True, this Howard Jeffries, the son, was a black sheep. He had been mixed up in all kinds of scandals before. His own father had turned him out of doors, and he was married to a woman whose father died in prison. Could a better combination of circumstances for a newspaper be conceived? The crime was discovered too late for the morning papers to make mention of it, but the afternoon papers fired a broadside that shook the town. All the evening papers had big scare heads stretching across the entire front page, with pictures of the principals involved and long interviews with the coroner and Captain Clinton. There seemed to be no doubt that the police had arrested the right man, and in all quarters of the city there was universal sympathy for Mr. Howard Jeffries, Sr. It was terrible to think that this splendid, upright man, whose whole career was without a single stain, who had served his country gallantly through the civil war, should have such disgrace brought upon him in his old age.

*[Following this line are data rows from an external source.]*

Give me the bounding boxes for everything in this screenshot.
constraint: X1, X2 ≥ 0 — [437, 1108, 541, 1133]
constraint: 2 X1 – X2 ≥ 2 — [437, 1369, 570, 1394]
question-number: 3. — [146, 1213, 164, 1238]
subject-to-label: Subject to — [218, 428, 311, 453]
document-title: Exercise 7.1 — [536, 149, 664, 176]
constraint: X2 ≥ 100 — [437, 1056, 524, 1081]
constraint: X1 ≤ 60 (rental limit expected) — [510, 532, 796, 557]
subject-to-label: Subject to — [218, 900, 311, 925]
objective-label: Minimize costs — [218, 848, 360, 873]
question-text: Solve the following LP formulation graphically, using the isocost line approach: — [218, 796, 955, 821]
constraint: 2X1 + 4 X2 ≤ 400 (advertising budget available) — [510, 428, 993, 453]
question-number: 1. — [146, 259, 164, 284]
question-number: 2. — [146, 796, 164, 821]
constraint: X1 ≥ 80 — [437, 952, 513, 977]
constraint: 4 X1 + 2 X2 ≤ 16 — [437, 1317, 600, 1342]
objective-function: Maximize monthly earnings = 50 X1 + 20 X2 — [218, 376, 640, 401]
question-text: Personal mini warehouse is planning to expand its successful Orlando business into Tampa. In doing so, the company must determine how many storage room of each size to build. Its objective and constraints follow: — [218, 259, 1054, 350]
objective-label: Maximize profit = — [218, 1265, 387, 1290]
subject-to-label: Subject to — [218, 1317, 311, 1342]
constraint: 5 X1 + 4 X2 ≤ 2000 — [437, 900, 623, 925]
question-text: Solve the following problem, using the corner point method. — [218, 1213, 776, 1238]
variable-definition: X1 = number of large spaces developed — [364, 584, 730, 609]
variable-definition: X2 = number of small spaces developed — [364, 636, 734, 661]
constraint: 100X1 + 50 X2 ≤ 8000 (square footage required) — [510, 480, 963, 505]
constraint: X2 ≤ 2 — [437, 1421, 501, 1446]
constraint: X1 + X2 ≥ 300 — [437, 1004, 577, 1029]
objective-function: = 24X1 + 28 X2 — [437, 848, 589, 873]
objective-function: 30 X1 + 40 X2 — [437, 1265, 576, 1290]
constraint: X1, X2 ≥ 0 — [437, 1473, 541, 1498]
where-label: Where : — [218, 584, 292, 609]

Everything pointed to a speedy trial and quick conviction. Public indignation was aroused almost to a frenzy, and a loud clamor went up against the law's delay. Too many crimes of this nature, screamed the yellow press, had been allowed to sully the good name of the city. A fearful example must be made, no matter what the standing and influence of the prisoner's family. Thus goaded on, the courts acted with promptness. Taken before a magistrate, Howard was at once committed to the Tombs to await trial, and the district attorney set to work impaneling a jury. Justice, he promised, would be swiftly done. One newspaper stated positively that the family would not interfere, but would abandon the scapegrace son to his richly deserved fate. Judge Brewster, the famous lawyer, it was said, had already been approached by the prisoner's wife, but had declined to take the case. Banker Jeffries also was quoted as saying that the man under arrest was no longer a son of his.

As one paper pointed out, it seemed a farce and a waste of money to have any trial at all. The assassin had not only been caught red-handed, but had actually confessed. Why waste time over a trial? True, one paper timidly suggested that it might have been a case of suicide. Robert Underwood's financial affairs, it went on to say, were in a critical condition, and the theory of suicide was borne out to some extent by an interview with Dr. Bernstein, professor of psychology at one of the universities, who stated that he was by no means convinced of the prisoner's guilt, and hinted that the alleged confession might have been forced from him by the police, while in a hypnotic state. This theory, belittling as it did their pet sensation, did not suit the policy of the yellow press, so the learned professor at once became the target for editorial attack.